Not every protester has welcomed the camcorder. It can be hard to distinguish video activists from camcorder-carrying plain-clothes policemen and security guards, who may also seize footage shot by protesters and use it as evidence against them.

This is acknowledged by Roddy Mansfield, a former shop assistant with Boots, who became a video activist after seeing a Channel 4 documentary about fox-hunting and badger-baiting that used camcorder footage. "Some express concern that any army of activists wielding camcorders increases society's `Big Brother' factor," he says. "If you attend any live action today, you'll be videoed by police, private security guards and detective agencies working for the Government, all of whom are compiling secret files on us.

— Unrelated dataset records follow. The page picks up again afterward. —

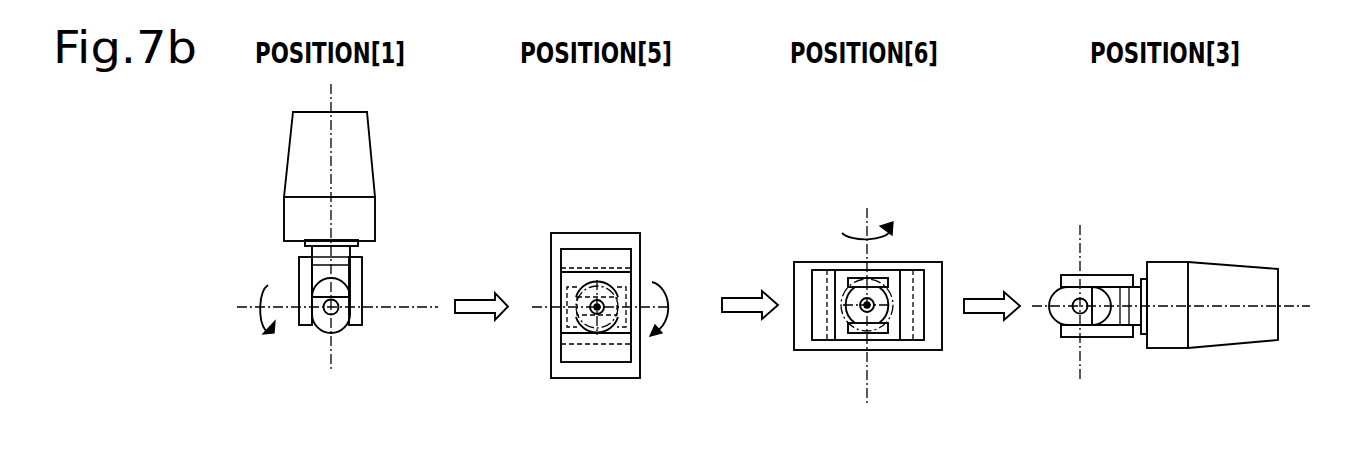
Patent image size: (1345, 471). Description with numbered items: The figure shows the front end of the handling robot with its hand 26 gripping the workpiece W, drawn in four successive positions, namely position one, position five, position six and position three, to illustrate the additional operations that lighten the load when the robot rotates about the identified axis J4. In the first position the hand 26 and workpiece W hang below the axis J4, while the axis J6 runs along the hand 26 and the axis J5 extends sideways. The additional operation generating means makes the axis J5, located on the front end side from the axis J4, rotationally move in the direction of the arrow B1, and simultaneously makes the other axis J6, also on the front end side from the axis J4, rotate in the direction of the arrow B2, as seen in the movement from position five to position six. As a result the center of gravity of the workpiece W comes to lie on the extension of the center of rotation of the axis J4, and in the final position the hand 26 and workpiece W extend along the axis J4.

The hand 26 is at (297, 222).
The workpiece W is at (567, 278).
The axis J4 is at (326, 314).
The axis J5 is at (421, 309).
The axis J6 is at (333, 178).
The arrow B1 is at (247, 330).
The arrow B2 is at (682, 317).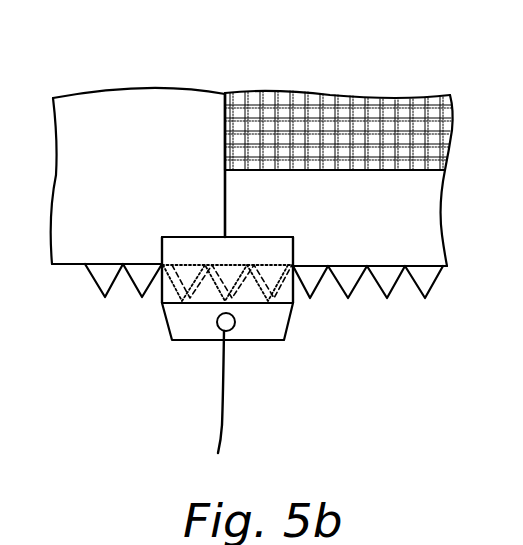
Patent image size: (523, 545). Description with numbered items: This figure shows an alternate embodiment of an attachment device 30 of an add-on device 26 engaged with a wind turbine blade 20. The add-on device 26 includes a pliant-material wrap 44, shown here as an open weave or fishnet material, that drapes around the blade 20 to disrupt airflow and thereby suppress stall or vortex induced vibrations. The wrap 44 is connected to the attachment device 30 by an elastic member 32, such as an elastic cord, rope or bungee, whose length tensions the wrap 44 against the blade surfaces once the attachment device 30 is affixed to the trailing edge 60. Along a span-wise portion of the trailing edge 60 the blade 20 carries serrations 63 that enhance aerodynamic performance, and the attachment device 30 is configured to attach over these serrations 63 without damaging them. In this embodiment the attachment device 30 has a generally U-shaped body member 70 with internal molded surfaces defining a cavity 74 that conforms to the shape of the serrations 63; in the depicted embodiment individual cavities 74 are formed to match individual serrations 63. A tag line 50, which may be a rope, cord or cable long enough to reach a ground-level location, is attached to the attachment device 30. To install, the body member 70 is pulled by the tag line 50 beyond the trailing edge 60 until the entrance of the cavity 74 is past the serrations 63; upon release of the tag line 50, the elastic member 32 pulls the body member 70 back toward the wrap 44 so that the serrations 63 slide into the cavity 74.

The wind turbine blade 20 is at (288, 91).
The add-on device 26 is at (399, 92).
The attachment device 30 is at (148, 240).
The elastic member 32 is at (224, 168).
The wrap 44 is at (452, 131).
The tag line 50 is at (226, 410).
The trailing edge 60 is at (64, 266).
The serrations 63 is at (428, 286).
The body member 70 is at (293, 237).
The cavity 74 is at (276, 292).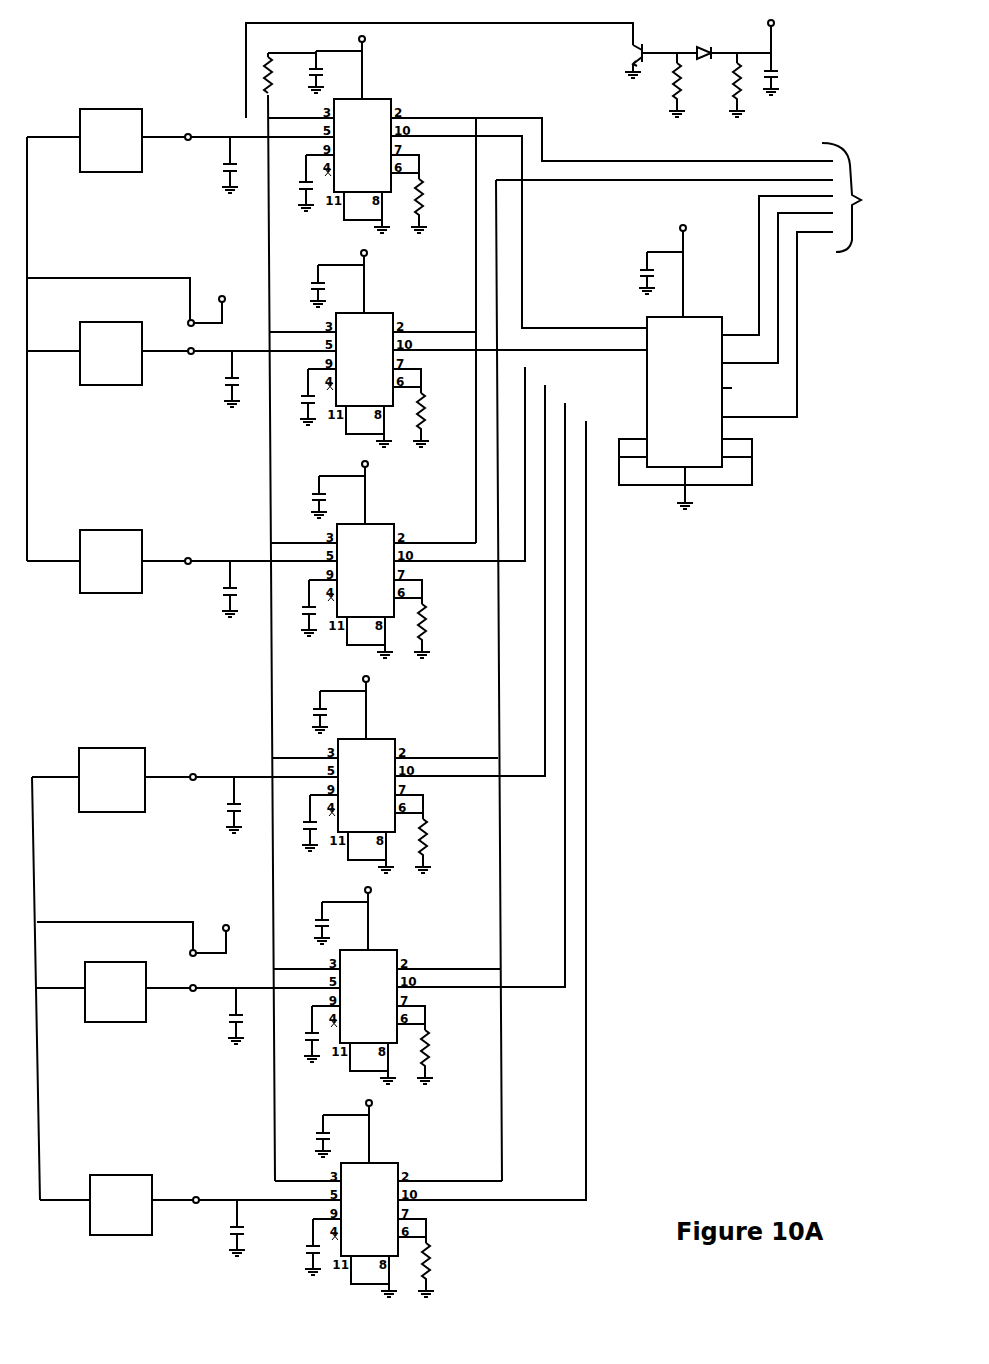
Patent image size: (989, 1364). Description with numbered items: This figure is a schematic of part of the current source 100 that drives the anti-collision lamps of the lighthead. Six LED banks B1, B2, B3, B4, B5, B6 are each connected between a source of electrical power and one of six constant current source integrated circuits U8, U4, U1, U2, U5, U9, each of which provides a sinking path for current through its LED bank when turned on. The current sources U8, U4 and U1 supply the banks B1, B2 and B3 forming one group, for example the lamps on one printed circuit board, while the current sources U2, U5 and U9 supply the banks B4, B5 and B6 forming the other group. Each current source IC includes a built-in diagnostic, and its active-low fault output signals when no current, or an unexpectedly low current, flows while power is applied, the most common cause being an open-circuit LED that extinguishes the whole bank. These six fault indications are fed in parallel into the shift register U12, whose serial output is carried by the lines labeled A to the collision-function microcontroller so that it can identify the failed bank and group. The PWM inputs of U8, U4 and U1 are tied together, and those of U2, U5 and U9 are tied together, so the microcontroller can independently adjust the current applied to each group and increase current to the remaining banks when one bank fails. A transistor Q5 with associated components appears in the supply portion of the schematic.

The current source 100 is at (462, 657).
The output signal bundle A is at (859, 197).
The constant current source U8 is at (365, 133).
The constant current source U4 is at (363, 347).
The constant current source U1 is at (369, 558).
The constant current source U2 is at (370, 773).
The constant current source U5 is at (367, 984).
The constant current source U9 is at (372, 1197).
The parallel in/serial out shift register U12 is at (722, 352).
The transistor Q5 is at (624, 57).
The LED bank B1 is at (111, 140).
The LED bank B2 is at (111, 353).
The LED bank B3 is at (111, 561).
The LED bank B4 is at (112, 780).
The LED bank B5 is at (115, 992).
The LED bank B6 is at (121, 1205).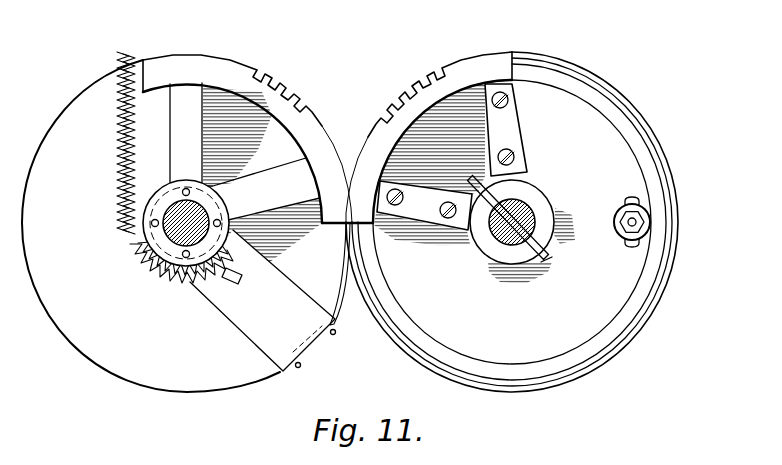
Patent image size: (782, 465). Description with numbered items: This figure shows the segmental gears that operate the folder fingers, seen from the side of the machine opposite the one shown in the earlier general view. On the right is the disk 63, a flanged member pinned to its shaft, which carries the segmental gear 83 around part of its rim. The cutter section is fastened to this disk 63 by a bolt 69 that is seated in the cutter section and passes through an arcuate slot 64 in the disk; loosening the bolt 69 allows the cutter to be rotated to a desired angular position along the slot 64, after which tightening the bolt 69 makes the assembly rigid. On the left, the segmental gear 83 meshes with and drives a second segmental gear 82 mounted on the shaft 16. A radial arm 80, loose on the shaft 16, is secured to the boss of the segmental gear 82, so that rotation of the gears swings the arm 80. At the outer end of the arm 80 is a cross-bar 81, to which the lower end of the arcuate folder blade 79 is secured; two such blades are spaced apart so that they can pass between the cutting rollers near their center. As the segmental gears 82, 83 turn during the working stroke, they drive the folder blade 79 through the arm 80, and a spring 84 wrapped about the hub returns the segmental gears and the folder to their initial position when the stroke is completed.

The shaft 16 is at (205, 200).
The disk 63 is at (538, 202).
The arcuate slot 64 is at (638, 197).
The bolt 69 is at (644, 221).
The folder blade 79 is at (343, 312).
The radial arm 80 is at (292, 276).
The cross-bar 81 is at (284, 378).
The segmental gear 82 is at (315, 134).
The segmental gear 83 is at (451, 77).
The spring 84 is at (147, 261).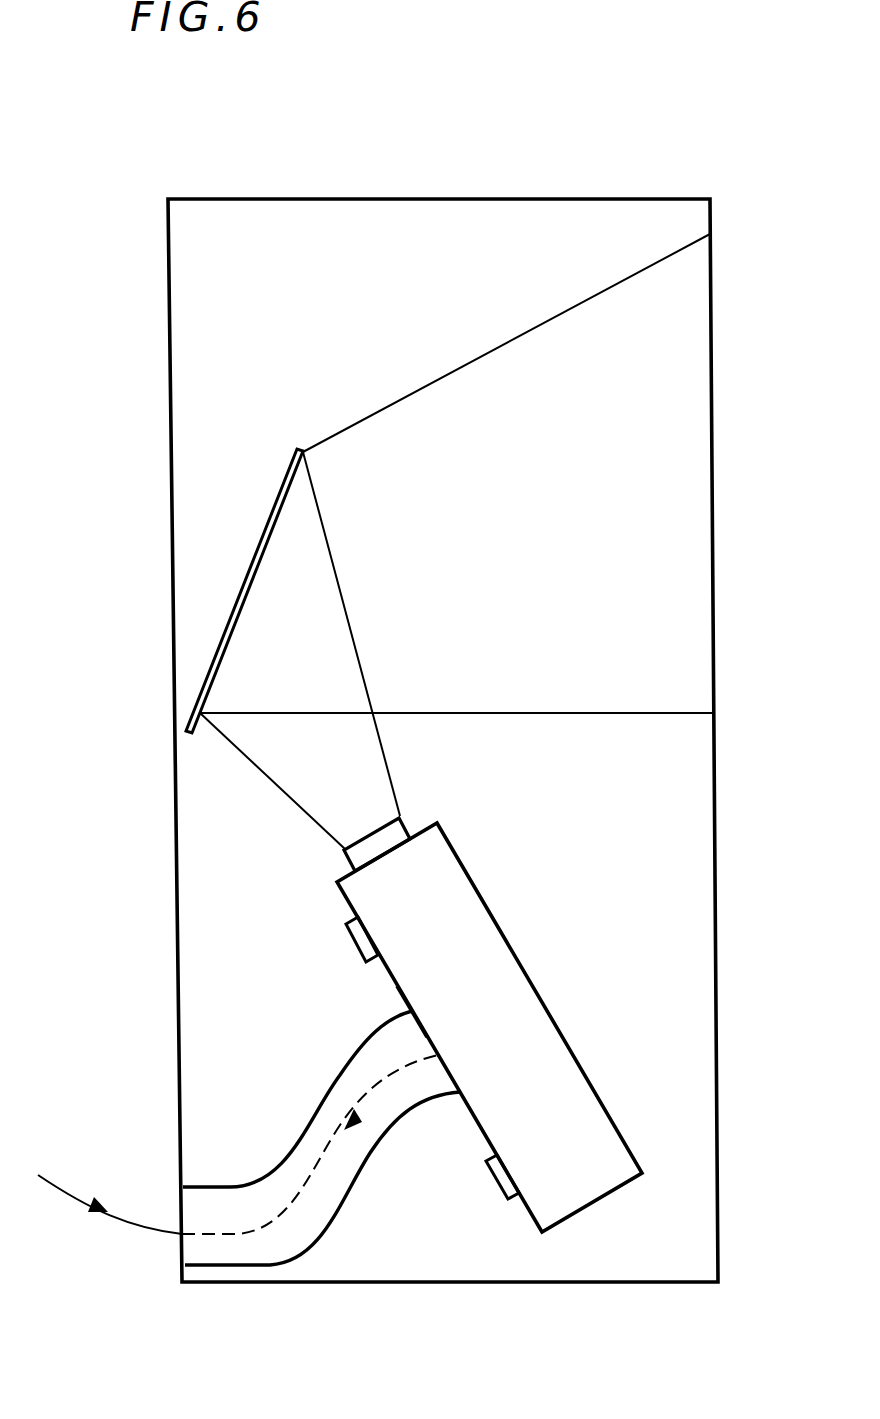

That's spying on people.

"Yet when I see a security guard assault someone, or a police officer use unreasonable force, or a fox being torn apart, or a 400-year-old tree being destroyed, I'll be the first one to video it. That's not spying on people - that's justice!"

One of the biggest kicks for video activists is getting their recordings on to television. But it is a lot easier to get pictures on regional bulletins than on national programmes. Network news bosses have tended to treat tapes from video activists as suspect packages.

"I cannot remember when we last used that sort of material," says Richard Tait, editor-in-chief of ITN. "I know it sounds terribly pro-establishment, but we want to have our own reporters and camera crews on the spot shooting our own pictures."

But ITN did adopt some of the techniques of video activism to record the Manchester Airport protest. After a week in a tree house, Stewart Webb, an ITN producer, had footage of which any video activist would have been proud.

Peter Horrocks, editor of Newsnight, says he and his colleagues are always open to experimenting with news-gathering technology. "However, we're suspicious of people who offer us their pictures. We'll only use it if it's the only way we can cover a story and we're sure of its bona fides. Even then, we'll always be careful to label the source of the material when it appears on screen."

No national news station snubbed the video activist Paul O'Connor on 4 November 1994, when he shot exclusive footage of six protesters climbing on to the roof of the Houses of Parliament to oppose the Criminal Justice Bill, which was being passed that day.

At 28, Thomas Harding is disillusioned with the mainstream media. Just over three years ago, Harding integrated his television career and activist work by launching Britain's first alternative news service distributed on video cassette. The service, called undercurrents, bills itself as "news you don't see on the news", and was hailed as "the Pathe News of the Nineties" by Time Out and "compelling" by The Independent. More than 2,000 copies of each video are sold and it reaches an audience of more than 40,000 through group screenings.

The Oxford-based outfit has trained 500 people on how to use camcorders in their campaigns. Harding hopes that his book will perform the same educational function.

"When I started to use video for change," he says, "I had to learn everything by trial and error. I couldn't find a book that provided the tips I needed for my activist work. There were plenty of guides telling me how to make a wedding video, but none on how to become a video activist. With this book I hope to fill that gap".